Once her mother left, Robin turned the heat under the pot to low and headed for the bathroom. Half an hour later she was showered and dressed in jeans, a soft purple sweater and a pair of sparkly moccasins she’d bought from a craft market recently. She’d washed and dried her hair, leaving it to hang down her back and shoulders, played around with a little makeup and then walked from room to room in the house for half an hour waiting for him to arrive.

He turned up at three minutes to seven and stood on her doorstep, a bottle of wine in one hand and a small wrapped box in the other. And he looked so gorgeous he stole her breath. In dark trousers, a black shirt open at the throat and a leather jacket that hugged his broad shoulders, he looked totally handsome and masculine. And hot.

“Another gift?” she remarked as he crossed the threshold and she closed the door behind him.

He shrugged lightly. “It’s just a small thing, amoureuse.”

Robin wasn’t exactly sure what that meant, since she didn’t speak a lick of French, but she could guess it was some kind of endearment, which made her as giddy as a teenager in the midst of a first crush. And since he smelled absolutely divine, her giddy senses did a crazy loop-de-loop.

She met his gaze as he passed her the box. “Thank you. Let’s go into the living room.”

He followed her down the hallway and stalled in the doorway to the living area. And he was smiling as he looked around the room, eyes wide.

“Too much?” she asked.

The huge, fluffy spruce tree, complete with an assortment of gifts beneath it, took up most of one corner, and the rest of the room was decorated within an inch of its life. Garlands were looped along the picture rail, and bunches of fresh holly sat in several vases on the table behind the sofa. A ceramic nativity scene lay beside the fireplace, complete with straw, backlighting and a timber manger her father had made for her years ago. And there was an array of mismatched ornaments and festive novelties on the mantel, including the glass slippers he’d gifted her.

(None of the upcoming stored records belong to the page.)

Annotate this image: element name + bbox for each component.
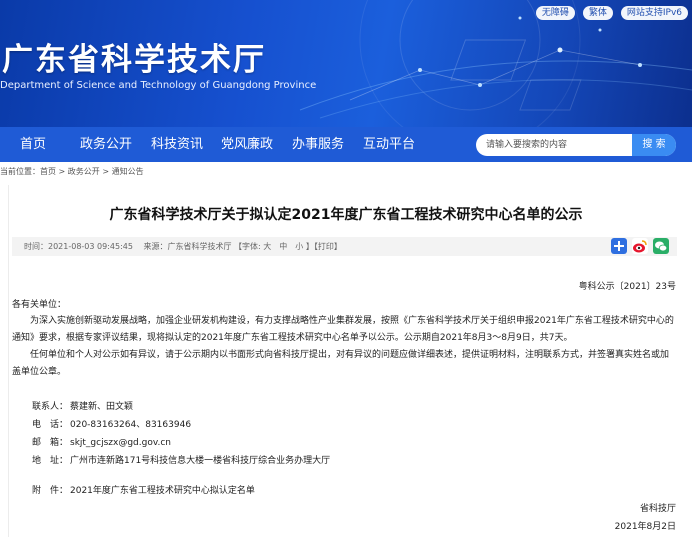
nav-item-home[interactable]: 首页 bbox=[20, 127, 46, 162]
contact-phone: 电 话： 020-83163264、83163946 bbox=[32, 417, 191, 430]
body-paragraph: 为深入实施创新驱动发展战略，加强企业研发机构建设，有力支撑战略性产业集群发展，按… bbox=[12, 316, 674, 343]
weibo-icon[interactable] bbox=[632, 238, 648, 254]
attachment-link[interactable]: 2021年度广东省工程技术研究中心拟认定名单 bbox=[70, 486, 255, 496]
accessibility-link[interactable]: 无障碍 bbox=[535, 6, 575, 20]
contact-label: 地 址： bbox=[32, 456, 69, 466]
contact-value: skjt_gcjszx@gd.gov.cn bbox=[70, 438, 171, 448]
wechat-icon[interactable] bbox=[653, 238, 669, 254]
breadcrumb: 当前位置：首页 > 政务公开 > 通知公告 bbox=[0, 167, 144, 176]
attachment: 附 件： 2021年度广东省工程技术研究中心拟认定名单 bbox=[32, 483, 255, 496]
top-utility-links: 无障碍 繁体 网站支持IPv6 bbox=[535, 6, 688, 20]
site-subtitle: Department of Science and Technology of … bbox=[0, 80, 317, 91]
header-banner: 无障碍 繁体 网站支持IPv6 广东省科学技术厅 Department of S… bbox=[0, 0, 692, 127]
contact-label: 电 话： bbox=[32, 420, 69, 430]
article-meta: 时间：2021-08-03 09:45:45 来源：广东省科学技术厅 【字体: … bbox=[24, 242, 342, 251]
contact-address: 地 址： 广州市连新路171号科技信息大楼一楼省科技厅综合业务办理大厅 bbox=[32, 453, 330, 466]
search-button[interactable]: 搜 索 bbox=[632, 134, 676, 156]
nav-item-interaction[interactable]: 互动平台 bbox=[363, 127, 415, 162]
body-paragraph: 任何单位和个人对公示如有异议，请于公示期内以书面形式向省科技厅提出，对有异议的问… bbox=[12, 350, 670, 377]
article-meta-bar: 时间：2021-08-03 09:45:45 来源：广东省科学技术厅 【字体: … bbox=[12, 237, 677, 256]
nav-item-services[interactable]: 办事服务 bbox=[292, 127, 344, 162]
contact-label: 联系人： bbox=[32, 402, 69, 412]
article-title: 广东省科学技术厅关于拟认定2021年度广东省工程技术研究中心名单的公示 bbox=[109, 207, 583, 223]
signature: 省科技厅 bbox=[639, 504, 676, 514]
traditional-chinese-link[interactable]: 繁体 bbox=[582, 6, 613, 20]
ipv6-badge[interactable]: 网站支持IPv6 bbox=[620, 6, 688, 20]
attachment-label: 附 件： bbox=[32, 486, 69, 496]
search-input[interactable] bbox=[486, 134, 626, 156]
nav-item-tech-news[interactable]: 科技资讯 bbox=[151, 127, 203, 162]
contact-value: 020-83163264、83163946 bbox=[70, 420, 192, 430]
contact-label: 邮 箱： bbox=[32, 438, 69, 448]
share-buttons bbox=[611, 238, 669, 254]
nav-item-government-affairs[interactable]: 政务公开 bbox=[80, 127, 132, 162]
site-title: 广东省科学技术厅 bbox=[2, 42, 266, 78]
contact-person: 联系人： 蔡建新、田文颖 bbox=[32, 399, 133, 412]
share-plus-icon[interactable] bbox=[611, 238, 627, 254]
issue-date: 2021年8月2日 bbox=[614, 522, 676, 532]
document-number: 粤科公示〔2021〕23号 bbox=[578, 282, 676, 292]
nav-item-integrity[interactable]: 党风廉政 bbox=[221, 127, 273, 162]
contact-value: 广州市连新路171号科技信息大楼一楼省科技厅综合业务办理大厅 bbox=[70, 456, 331, 466]
search-box: 搜 索 bbox=[476, 134, 676, 156]
contact-email: 邮 箱： skjt_gcjszx@gd.gov.cn bbox=[32, 435, 171, 448]
contact-value: 蔡建新、田文颖 bbox=[70, 402, 134, 412]
salutation: 各有关单位： bbox=[12, 300, 67, 310]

“No,” he replied, still smiling. “Exactly what I imagined.”

Robin’s skin prickled with awareness. “I told you I like Christmas.”

“So you said,” he remarked and pointed to the small box in her hand. “Which is why I got you that.”

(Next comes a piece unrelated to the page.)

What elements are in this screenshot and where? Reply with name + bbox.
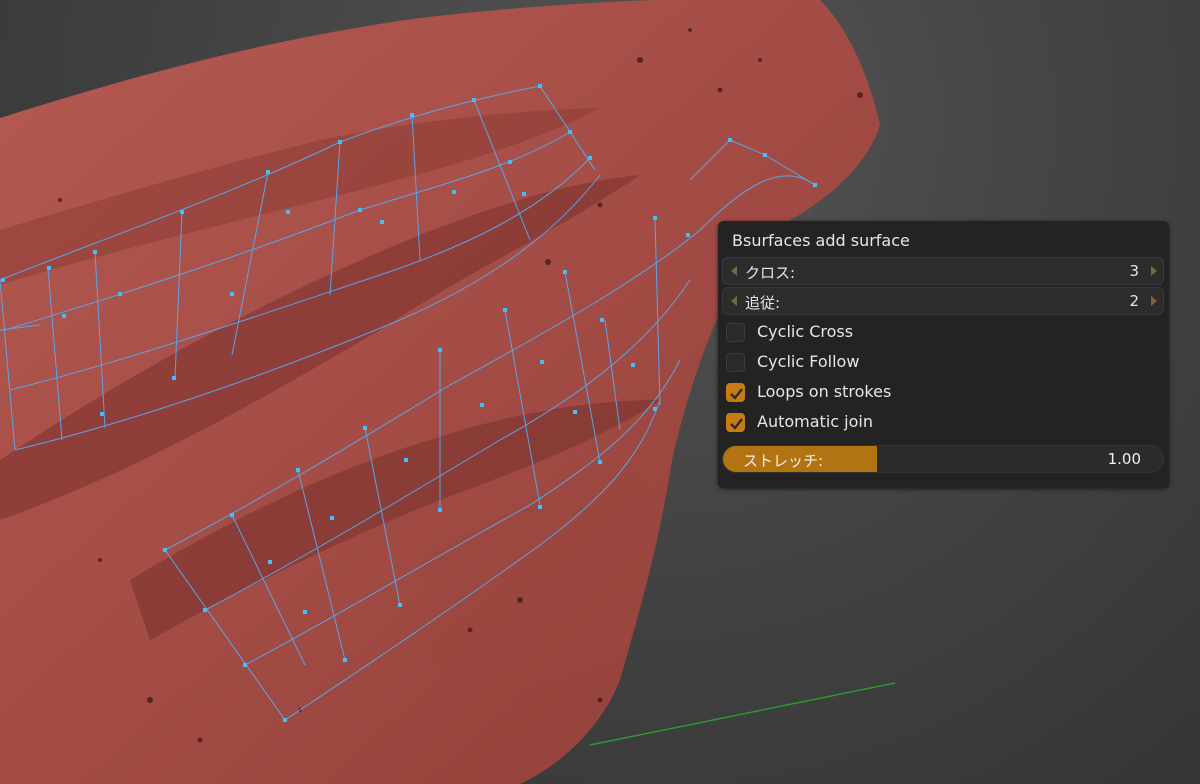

Robin fiddled self-consciously with the ribbon on the top of the box for a second and then opened the gift. It was a snow globe depicting the Eiffel Tower in front of a skating pond, complete with tiny skaters, snow, reindeer and a sleigh. Paris at Christmastime. Her heart skipped a beat as she held it in her hand.

“It’s...lovely,” she said and turned it upside down, turning the small key on the base. Music began, a sweet, familiar melody. “I know this song... It’s...it’s...”

“‘Douce Nuit,’” he supplied. “‘Silent Night.’”

“Of course,” she said and smiled. “Thank you. Another favor from Ortega?”